Фантомная боль (сборник) - страница 7



В последнее время я все больше обитаю в грезах и все меньше в реальности, я и не знаю, что такое реальность. Мама как-то сказала, что этого никто не знает. Никто и никогда не контактировал с реальностью напрямую, человек так не устроен. Возвращаясь, мама говорит все более странные вещи, а ребенок слушает, хотя и не понимает.

Я не ем, голод исчезает, как любая иллюзия, поглощается той проблемой, что как неприступная гора встала передо мной: до меня начинает доходить, что именно сегодня, а не в гипотетическом «когда-нибудь», очень-очень скоро мне предстоит выйти из дома.

Я сижу, пока не замечаю, что вновь и вновь совершаю одно и то же движение: кручу головой вправо-влево в неосознанном жесте отрицания. И вдруг тишина вокруг становится столь плотной, а груз на мне таким тяжким, что я не выдерживаю, кажется, вскрикиваю и бегу к маме.

В спальне, как всегда, сумрак. Какой-то новый запах, который я не могу определить. Нехороший запах.

Мама неподвижна. Лежит на спине абсолютно прямо, вытянув руки вдоль тела. Лежит страшно, но я уже привыкла видеть ее такой.

Пугаюсь я позже, когда беру маму за руку. Жесткая, почти несгибаемая, но и это привычно… много долгих мгновений проходит, прежде чем я понимаю, что рука холодна как лед.

Огонек ушел.

Наверное, что-то взрывается в моей голове – беззвучно, безысходно, – меня накрывает беспросветным темным облаком. Все уходит, ничего не остается.

Времени больше нет. Где-то внутри своего бесконечного кошмара я прихожу в себя: мамина рука все еще в моей, мои губы что-то шепчут, сердце стучит, бьется все сильней от безумной надежды – мама проснется, я принесу лекарство, все будет хорошо.
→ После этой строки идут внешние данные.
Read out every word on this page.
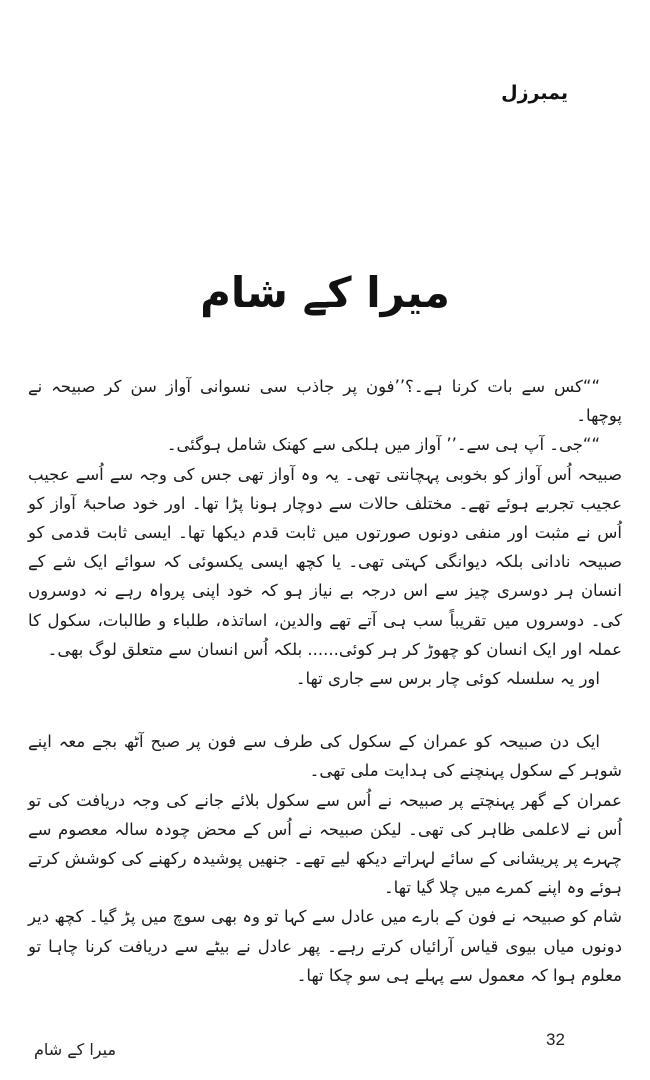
یمبرزل
میرا کے شام

““کس سے بات کرنا ہے۔؟’’فون پر جاذب سی نسوانی آواز سن کر صبیحہ نے پوچھا۔

““جی۔ آپ ہی سے۔’’ آواز میں ہلکی سے کھنک شامل ہوگئی۔

صبیحہ اُس آواز کو بخوبی پہچانتی تھی۔ یہ وہ آواز تھی جس کی وجہ سے اُسے عجیب عجیب تجربے ہوئے تھے۔ مختلف حالات سے دوچار ہونا پڑا تھا۔ اور خود صاحبۂ آواز کو اُس نے مثبت اور منفی دونوں صورتوں میں ثابت قدم دیکھا تھا۔ ایسی ثابت قدمی کو صبیحہ نادانی بلکہ دیوانگی کہتی تھی۔ یا کچھ ایسی یکسوئی کہ سوائے ایک شے کے انسان ہر دوسری چیز سے اس درجہ بے نیاز ہو کہ خود اپنی پرواہ رہے نہ دوسروں کی۔ دوسروں میں تقریباً سب ہی آتے تھے والدین، اساتذہ، طلباء و طالبات، سکول کا عملہ اور ایک انسان کو چھوڑ کر ہر کوئی...... بلکہ اُس انسان سے متعلق لوگ بھی۔

اور یہ سلسلہ کوئی چار برس سے جاری تھا۔

ایک دن صبیحہ کو عمران کے سکول کی طرف سے فون پر صبح آٹھ بجے معہ اپنے شوہر کے سکول پہنچنے کی ہدایت ملی تھی۔

عمران کے گھر پہنچتے پر صبیحہ نے اُس سے سکول بلائے جانے کی وجہ دریافت کی تو اُس نے لاعلمی ظاہر کی تھی۔ لیکن صبیحہ نے اُس کے محض چودہ سالہ معصوم سے چہرے پر پریشانی کے سائے لہراتے دیکھ لیے تھے۔ جنھیں پوشیدہ رکھنے کی کوشش کرتے ہوئے وہ اپنے کمرے میں چلا گیا تھا۔

شام کو صبیحہ نے فون کے بارے میں عادل سے کہا تو وہ بھی سوچ میں پڑ گیا۔ کچھ دیر دونوں میاں بیوی قیاس آرائیاں کرتے رہے۔ پھر عادل نے بیٹے سے دریافت کرنا چاہا تو معلوم ہوا کہ معمول سے پہلے ہی سو چکا تھا۔

32
میرا کے شام
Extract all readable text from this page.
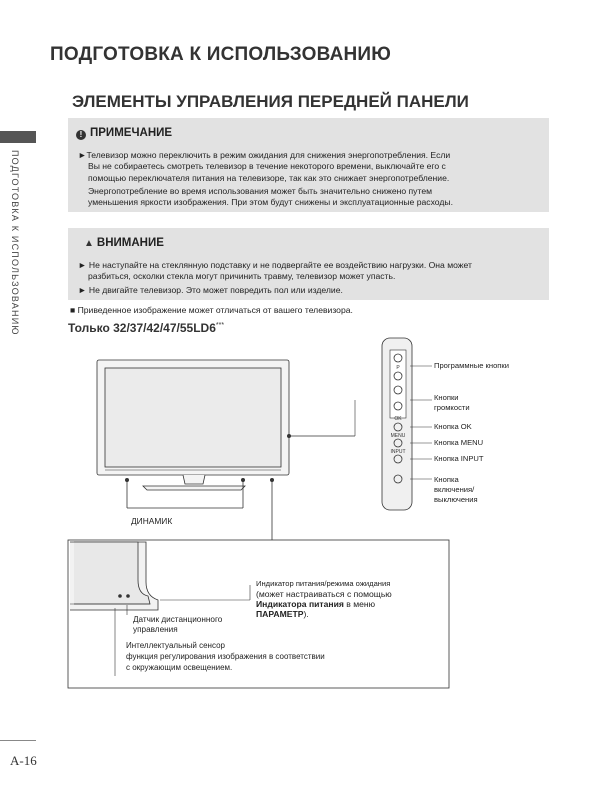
ПОДГОТОВКА К ИСПОЛЬЗОВАНИЮ
ЭЛЕМЕНТЫ УПРАВЛЕНИЯ ПЕРЕДНЕЙ ПАНЕЛИ
ПОДГОТОВКА К ИСПОЛЬЗОВАНИЮ
! ПРИМЕЧАНИЕ
►Телевизор можно переключить в режим ожидания для снижения энергопотребления. Если
Вы не собираетесь смотреть телевизор в течение некоторого времени, выключайте его с
помощью переключателя питания на телевизоре, так как это снижает энергопотребление.
Энергопотребление во время использования может быть значительно снижено путем
уменьшения яркости изображения. При этом будут снижены и эксплуатационные расходы.
▲ ВНИМАНИЕ
► Не наступайте на стеклянную подставку и не подвергайте ее воздействию нагрузки. Она может
разбиться, осколки стекла могут причинить травму, телевизор может упасть.
► Не двигайте телевизор. Это может повредить пол или изделие.
■ Приведенное изображение может отличаться от вашего телевизора.
Только 32/37/42/47/55LD6***
P
OK
MENU
INPUT
Программные кнопки
Кнопки
громкости
Кнопка OK
Кнопка MENU
Кнопка INPUT
Кнопка
включения/
выключения
ДИНАМИК
Индикатор питания/режима ожидания
(может настраиваться с помощью
Индикатора питания в меню
ПАРАМЕТР).
Датчик дистанционного
управления
Интеллектуальный сенсор
функция регулирования изображения в соответствии
с окружающим освещением.
A-16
И вдруг мама открывает глаза. Они кажутся неправдоподобно огромными на чужом заострившемся лице. И похожи на две дыры, словно пустые глазницы на брошенной маске, провалы в черные бездны. Глаза поворачиваются, смотрят на меня. Этот взгляд… в нем нет моей мамы, в нем никого нет, но ребенку это неважно, а тело реагирует по-своему: замирает в ужасе, цепенеет.

Мамины губы, до этого плотно сжатые, бескровные, расходятся, воздух странно шипит меж зубов.

– Один, – говорит мама. Это не голос, это призрачное клокотание, шелест песка на ветру. – Один… два… три… пять… восемь…

Она все еще смотрит на меня, и на какую-то секунду ее взгляд вдруг проясняется, я вижу, как дрожат зрачки, впиваются в меня… а потом скользят куда-то дальше, пропадают, мутнеют, будто кто-то подышал на оконное стекло. Глаза останавливаются и уже никуда не смотрят, рот так и остается приоткрытым.

В моем прошлом, настоящем и будущем, которые суть одно, во все мои времена это – самые страшные мгновения моей жизни.


Я стою посреди комнаты, вижу перед собой стену с ободранными обоями, на маму не смотрю, не вижу этих глаз, которые убили и похоронили во мне всякую надежду. Я как будто не здесь, меня самой уже нет. Ничто не узнается, все проплывает мимо. И нет никаких точек отсчета на опустевшем листе, чтобы сказать, сколько это продолжается, но (чего могло бы никогда не произойти) меня пробуждает звук. Непонятный, но смутно знакомый, позабытый звук на улице – растянутый, нарастающий, продолжающийся, удаляющийся, исчезающий.

Я иду в большую комнату, выхожу на балкон.

Улица пуста, если не считать Лешки, который все так же стоит внизу – одинокий, потерянный. Больше Лешка меня не пугает. Этот страх, как и большинство страхов в моем ненастоящем и настоящем мире, перегорел.